Richard Wagner (1813–1886)
Prelude to Act One of Parsifal

Parsifal is a markedly different from Die Meistersinger von Nürnberg. Wagner’s unwieldy designation of Bühnenweihfestspiel (stage-festival-consecration-play) hints at its distance from anything redolent of the opera house. We no longer consider it desirable to restrict performances to Bayreuth, yet something of the mystery play remains. The first act Prelude prepares us admirably. In its opening bars, we hear presentiments of that love symbolized in Christ’s body given for us, of Amfortas’s fallen suffering, of the Grail (the ‘Dresden Amen’), and of that redemption whose substance provides the greatest of Parsifalian enigmas.
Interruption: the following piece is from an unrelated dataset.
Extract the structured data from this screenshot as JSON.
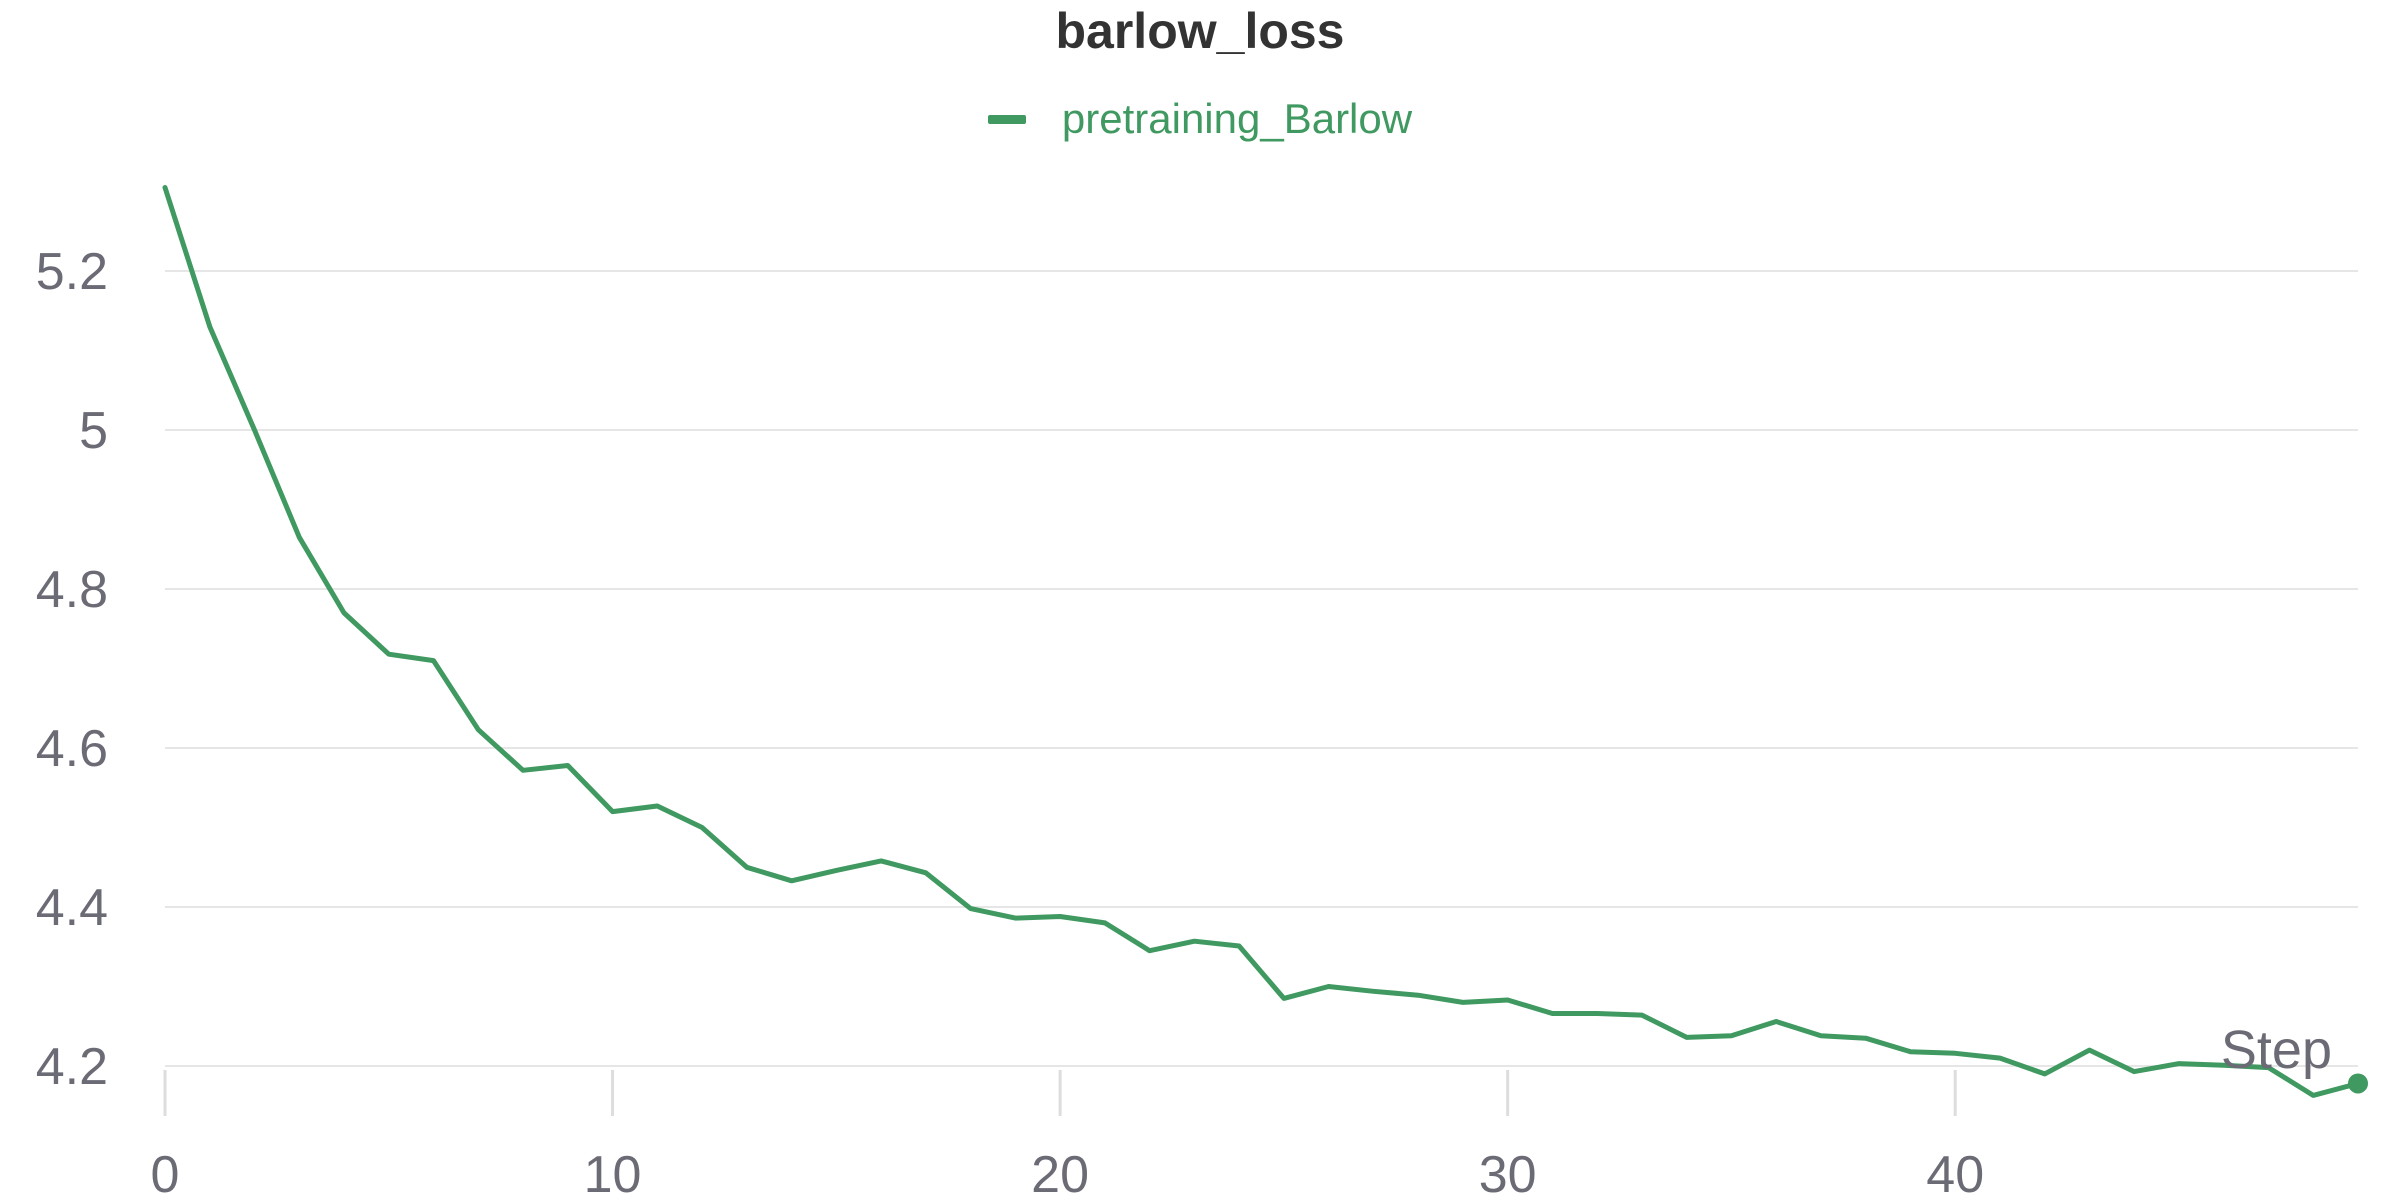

Wagner summarized the progression to King Ludwig II as love, faith, hope. Moreover, as Theodor Adorno would observe, Parsifal exhibited both Wagner’s ‘late style’ and the ‘still disconcertingly new’; we stand but a stone’s throw from the opening Adagio of Mahler’s Tenth Symphony. ‘Lugubrious dimming of sound’, as Adorno again describes, moves us closer still to Schoenberg. Brass-choir religiosity both suggests the church and has us, Amfortas-like in our agony, doubt whether its truths still hold. Some have wished to identify Parsifal as Christ; Wagner and we know that we cannot.